Auch bei Haushaltsgroßgeräten wie Waschmaschinen, Wäschetrocknern und Kühlschränken hat sich laut Studie die durchschnittliche "Erst-Nutzungsdauer" um ein Jahr auf 13,0 Jahre verkürzt.

"Wer Abfall vermeidet, spart Ressourcen", betonte zum Auftakt der Abfallvermeidungswoche der Staatssekretär im Bundesumweltministerium, Jochen Flasbarth.
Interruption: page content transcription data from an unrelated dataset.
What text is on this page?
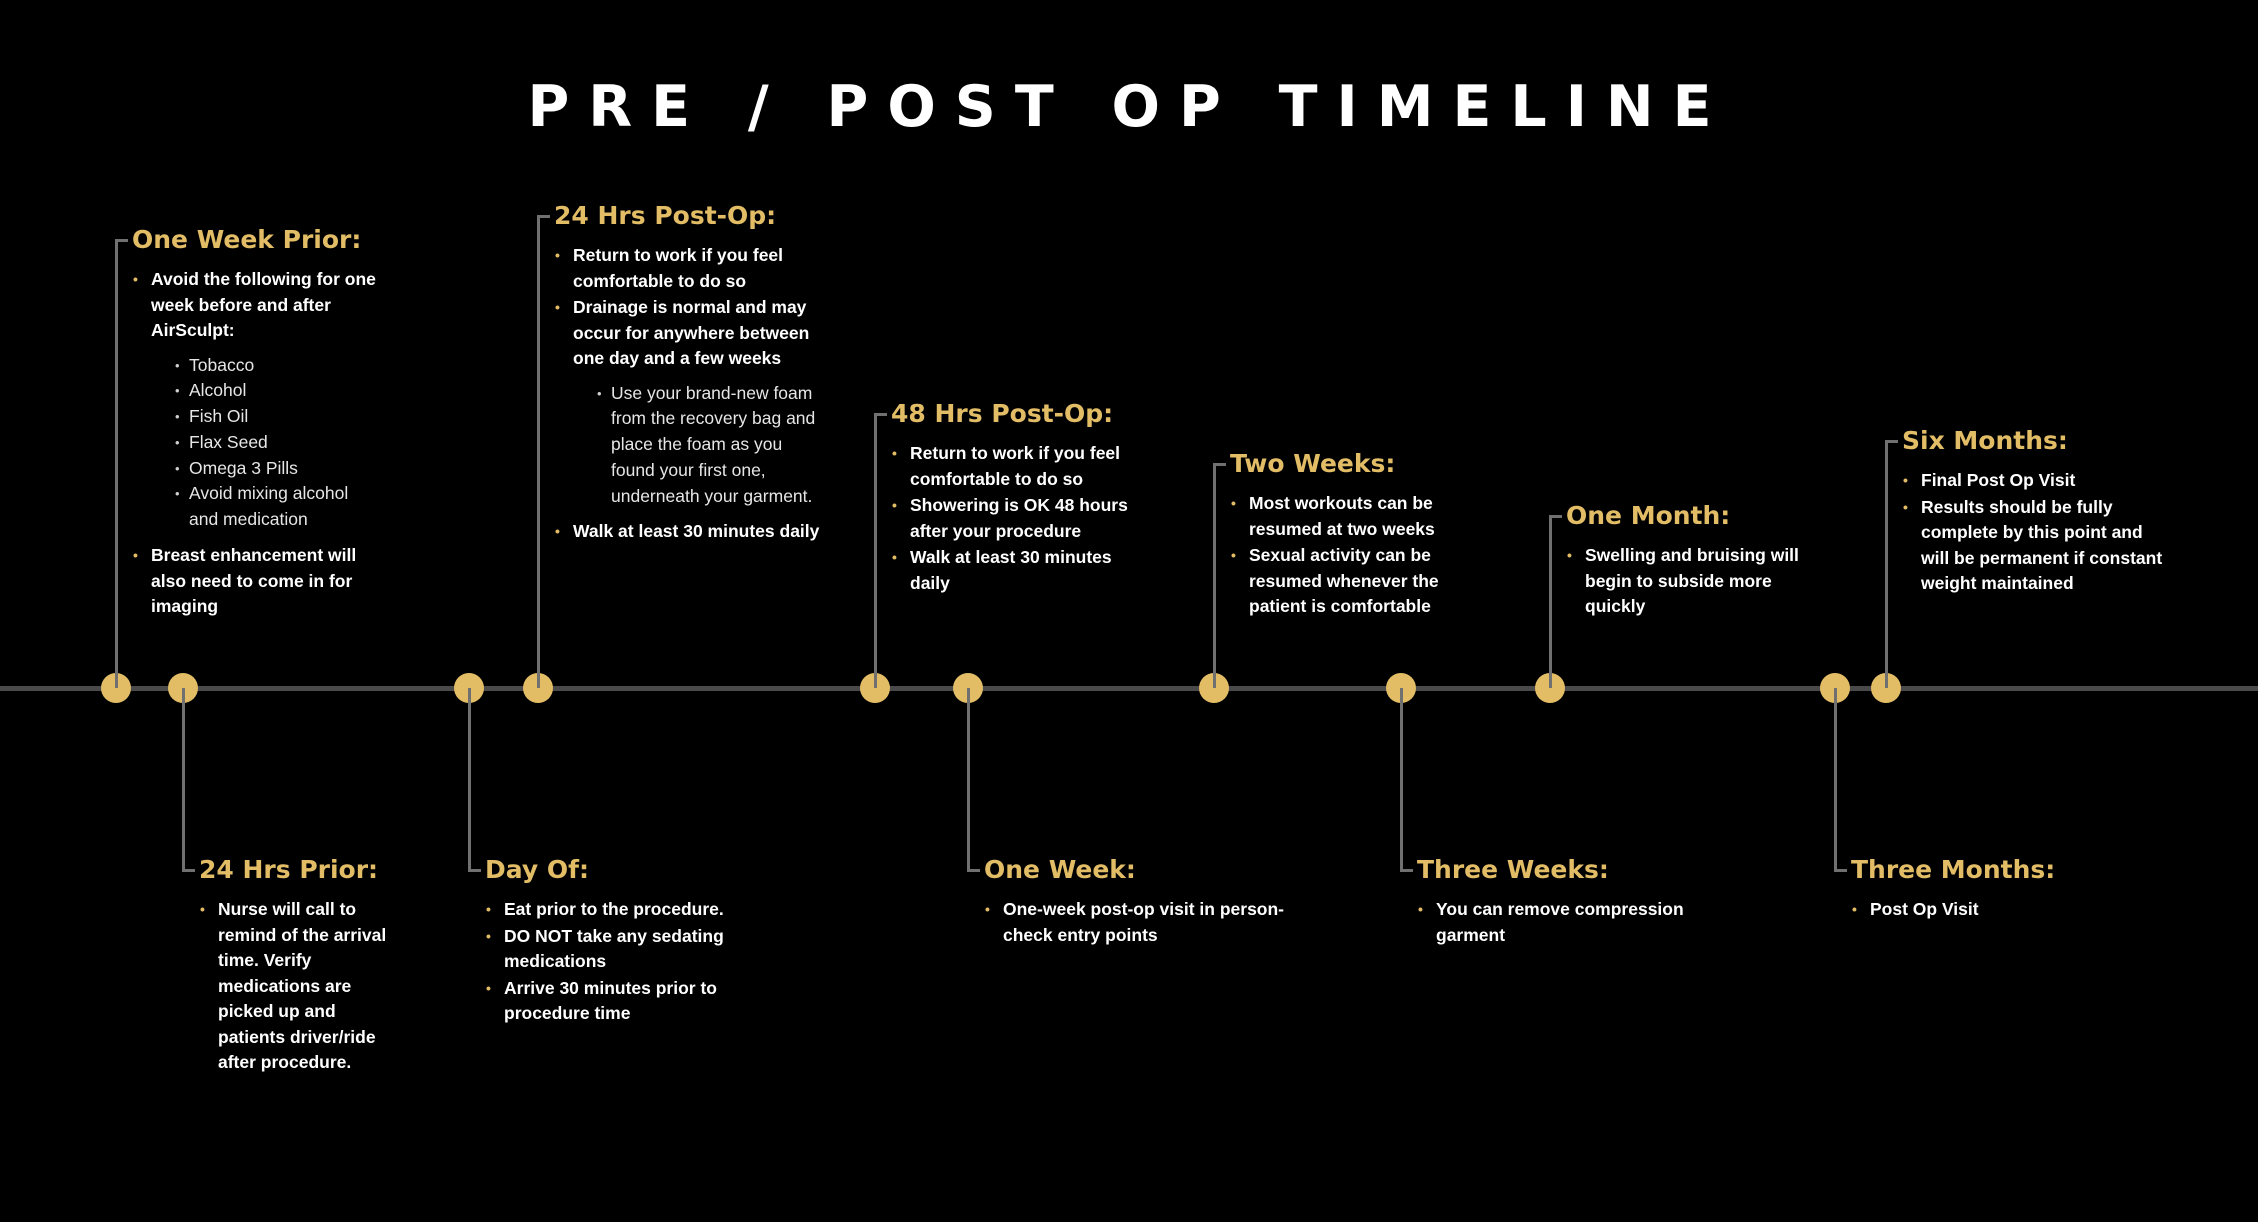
PRE / POST OP TIMELINE
One Week Prior:
• Avoid the following for one week before and after AirSculpt:
• Tobacco
• Alcohol
• Fish Oil
• Flax Seed
• Omega 3 Pills
• Avoid mixing alcohol and medication
• Breast enhancement will also need to come in for imaging
24 Hrs Prior:
• Nurse will call to remind of the arrival time. Verify medications are picked up and patients driver/ride after procedure.
Day Of:
• Eat prior to the procedure.
• DO NOT take any sedating medications
• Arrive 30 minutes prior to procedure time
24 Hrs Post-Op:
• Return to work if you feel comfortable to do so
• Drainage is normal and may occur for anywhere between one day and a few weeks
• Use your brand-new foam from the recovery bag and place the foam as you found your first one, underneath your garment.
• Walk at least 30 minutes daily
48 Hrs Post-Op:
• Return to work if you feel comfortable to do so
• Showering is OK 48 hours after your procedure
• Walk at least 30 minutes daily
One Week:
• One-week post-op visit in person- check entry points
Two Weeks:
• Most workouts can be resumed at two weeks
• Sexual activity can be resumed whenever the patient is comfortable
Three Weeks:
• You can remove compression garment
One Month:
• Swelling and bruising will begin to subside more quickly
Three Months:
• Post Op Visit
Six Months:
• Final Post Op Visit
• Results should be fully complete by this point and will be permanent if constant weight maintained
Es sei absehbar, dass sich die Ressourcen weltweit weiter verknappten, während gleichzeitig die Weltbevölkerung wachse.

Voraussetzungen schaffen für Reparaturen

Umwelt- und Verbraucherverbände fordern deshalb eine neue Reparaturkultur in Deutschland.

Das Recycling von Altgeräten sei nur die zweitbeste Lösung, denn dabei könne selbst mit hohem Aufwand nur ein begrenzter Teil der Rohstoffe in den Wirtschaftskreislauf zurückgeführt werden, erklärte der "Runde Tisch Reparatur", ein Zusammenschluss von Verbänden wie Germanwatch, Naturschutzbund NABU, BUND oder dem Verband kommunaler Unternehmen der Abfallwirtschaft. "Um unseren ökologischen Fußabdruck zu verringern, müssen wir Produkte deutlich länger nutzen. Das erfordert die Schaffung der Voraussetzungen für deren Reparatur."
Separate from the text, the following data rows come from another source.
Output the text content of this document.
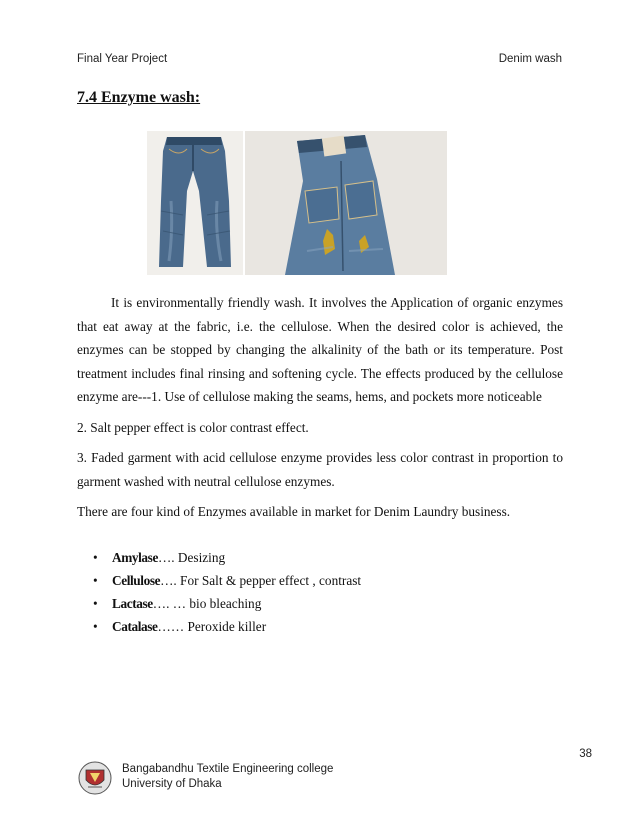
Final Year Project	Denim wash
7.4 Enzyme wash:

It is environmentally friendly wash. It involves the Application of organic enzymes that eat away at the fabric, i.e. the cellulose. When the desired color is achieved, the enzymes can be stopped by changing the alkalinity of the bath or its temperature. Post treatment includes final rinsing and softening cycle. The effects produced by the cellulose enzyme are---1. Use of cellulose making the seams, hems, and pockets more noticeable

2. Salt pepper effect is color contrast effect.

3. Faded garment with acid cellulose enzyme provides less color contrast in proportion to garment washed with neutral cellulose enzymes.

There are four kind of Enzymes available in market for Denim Laundry business.

• Amylase…. Desizing
• Cellulose…. For Salt & pepper effect , contrast
• Lactase…. … bio bleaching
• Catalase…… Peroxide killer
38
Bangabandhu Textile Engineering college
University of Dhaka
Der deutschen Politik wirft der "Runde Tisch" Untätigkeit vor. "Bis jetzt wurde der Reparatursektor vernachlässigt und befindet sich auf dem Rückzug", heißt es. Noch immer gebe es allerdings rund 10.000 Fachhändler und freie Werkstätten, die Reparaturen durchführten. In anderen europäischen Ländern sei das Thema dagegen auf der politischen Ebene angekommen. "Frankreich hat ein Gesetz zur Förderung der Reparatur und zur Stärkung der Konsumentensouveränität auf den Weg gebracht."
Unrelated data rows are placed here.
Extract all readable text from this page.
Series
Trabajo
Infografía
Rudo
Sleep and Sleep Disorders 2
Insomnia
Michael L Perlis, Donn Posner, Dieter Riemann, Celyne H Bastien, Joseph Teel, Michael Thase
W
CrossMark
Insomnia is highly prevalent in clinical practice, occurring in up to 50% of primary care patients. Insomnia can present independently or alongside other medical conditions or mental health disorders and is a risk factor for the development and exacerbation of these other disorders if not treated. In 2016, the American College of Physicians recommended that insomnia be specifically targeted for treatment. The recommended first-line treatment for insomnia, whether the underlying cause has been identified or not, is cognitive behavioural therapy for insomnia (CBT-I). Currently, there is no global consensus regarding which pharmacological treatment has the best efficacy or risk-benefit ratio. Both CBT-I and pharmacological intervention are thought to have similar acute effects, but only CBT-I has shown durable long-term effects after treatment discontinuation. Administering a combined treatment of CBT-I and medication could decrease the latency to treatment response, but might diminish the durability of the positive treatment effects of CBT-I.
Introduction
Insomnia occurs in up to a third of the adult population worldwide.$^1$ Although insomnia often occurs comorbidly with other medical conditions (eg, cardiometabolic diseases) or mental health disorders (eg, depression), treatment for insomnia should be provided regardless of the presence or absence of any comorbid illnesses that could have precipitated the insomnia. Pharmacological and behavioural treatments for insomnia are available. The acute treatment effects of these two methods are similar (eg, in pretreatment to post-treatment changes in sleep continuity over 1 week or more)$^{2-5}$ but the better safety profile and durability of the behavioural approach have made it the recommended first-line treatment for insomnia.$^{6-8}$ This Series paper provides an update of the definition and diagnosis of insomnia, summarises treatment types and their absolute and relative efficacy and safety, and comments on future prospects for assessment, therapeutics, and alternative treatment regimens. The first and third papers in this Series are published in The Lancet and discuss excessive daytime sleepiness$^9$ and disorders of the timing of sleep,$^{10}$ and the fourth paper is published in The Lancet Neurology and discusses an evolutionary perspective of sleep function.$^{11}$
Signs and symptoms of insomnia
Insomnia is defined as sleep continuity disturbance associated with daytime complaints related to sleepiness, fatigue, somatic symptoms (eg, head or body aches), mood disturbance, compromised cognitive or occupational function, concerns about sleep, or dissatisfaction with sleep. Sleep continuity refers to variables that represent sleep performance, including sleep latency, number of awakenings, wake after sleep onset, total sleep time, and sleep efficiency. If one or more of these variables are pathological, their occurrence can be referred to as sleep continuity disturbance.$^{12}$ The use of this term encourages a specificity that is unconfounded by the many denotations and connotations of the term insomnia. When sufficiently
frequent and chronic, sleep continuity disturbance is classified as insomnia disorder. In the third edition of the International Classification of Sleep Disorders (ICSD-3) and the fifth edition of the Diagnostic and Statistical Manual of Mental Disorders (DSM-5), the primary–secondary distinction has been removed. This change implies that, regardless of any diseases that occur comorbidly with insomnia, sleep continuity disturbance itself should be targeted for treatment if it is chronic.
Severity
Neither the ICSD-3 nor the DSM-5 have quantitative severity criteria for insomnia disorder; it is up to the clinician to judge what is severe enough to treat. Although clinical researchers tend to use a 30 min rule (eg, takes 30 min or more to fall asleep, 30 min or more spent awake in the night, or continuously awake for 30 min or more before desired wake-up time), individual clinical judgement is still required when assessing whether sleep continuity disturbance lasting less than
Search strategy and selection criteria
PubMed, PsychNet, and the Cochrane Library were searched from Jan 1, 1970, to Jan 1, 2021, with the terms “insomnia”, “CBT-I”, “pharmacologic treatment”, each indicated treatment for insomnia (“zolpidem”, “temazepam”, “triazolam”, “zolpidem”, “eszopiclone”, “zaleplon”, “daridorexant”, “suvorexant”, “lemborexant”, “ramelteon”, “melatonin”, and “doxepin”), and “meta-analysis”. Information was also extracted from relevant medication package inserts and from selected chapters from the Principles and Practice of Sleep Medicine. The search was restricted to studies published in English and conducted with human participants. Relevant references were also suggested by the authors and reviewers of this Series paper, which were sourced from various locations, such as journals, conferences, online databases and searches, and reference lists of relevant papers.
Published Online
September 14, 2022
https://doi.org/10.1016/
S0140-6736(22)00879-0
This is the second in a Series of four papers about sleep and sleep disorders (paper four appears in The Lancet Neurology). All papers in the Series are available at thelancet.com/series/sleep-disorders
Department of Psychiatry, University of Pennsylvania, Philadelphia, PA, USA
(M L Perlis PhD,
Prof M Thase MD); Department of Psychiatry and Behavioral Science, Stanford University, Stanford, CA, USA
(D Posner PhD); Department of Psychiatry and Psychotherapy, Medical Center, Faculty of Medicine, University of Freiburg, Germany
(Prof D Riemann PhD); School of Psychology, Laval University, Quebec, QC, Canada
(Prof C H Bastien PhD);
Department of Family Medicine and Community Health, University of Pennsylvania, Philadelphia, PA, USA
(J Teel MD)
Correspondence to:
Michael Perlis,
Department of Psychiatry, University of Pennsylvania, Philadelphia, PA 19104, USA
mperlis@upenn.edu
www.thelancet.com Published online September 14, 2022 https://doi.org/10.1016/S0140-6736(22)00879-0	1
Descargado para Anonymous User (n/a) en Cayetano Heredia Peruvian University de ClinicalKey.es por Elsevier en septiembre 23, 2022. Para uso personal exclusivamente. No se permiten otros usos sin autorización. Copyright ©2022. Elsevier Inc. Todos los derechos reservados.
Der Runde Tisch forderte deshalb auch in Deutschland einen verbesserten Zugang zu Ersatzteilen, notwendigen Informationen, Werkzeugen und Diagnosetools zu erschwinglichen Preisen. Außerdem sollte der Mehrwertsteuersatz auf Reparaturen und Gebrauchtwaren verringert werden.

Längst haben sich auch Verbraucher selber organisiert. In über 150 Selbsthilfewerkstätten, sogenannten "Repair Cafes", helfen Freiwillige mit Wissen und Werkzeug, um alte Schätzchen wieder auf Vordermann zu bringen.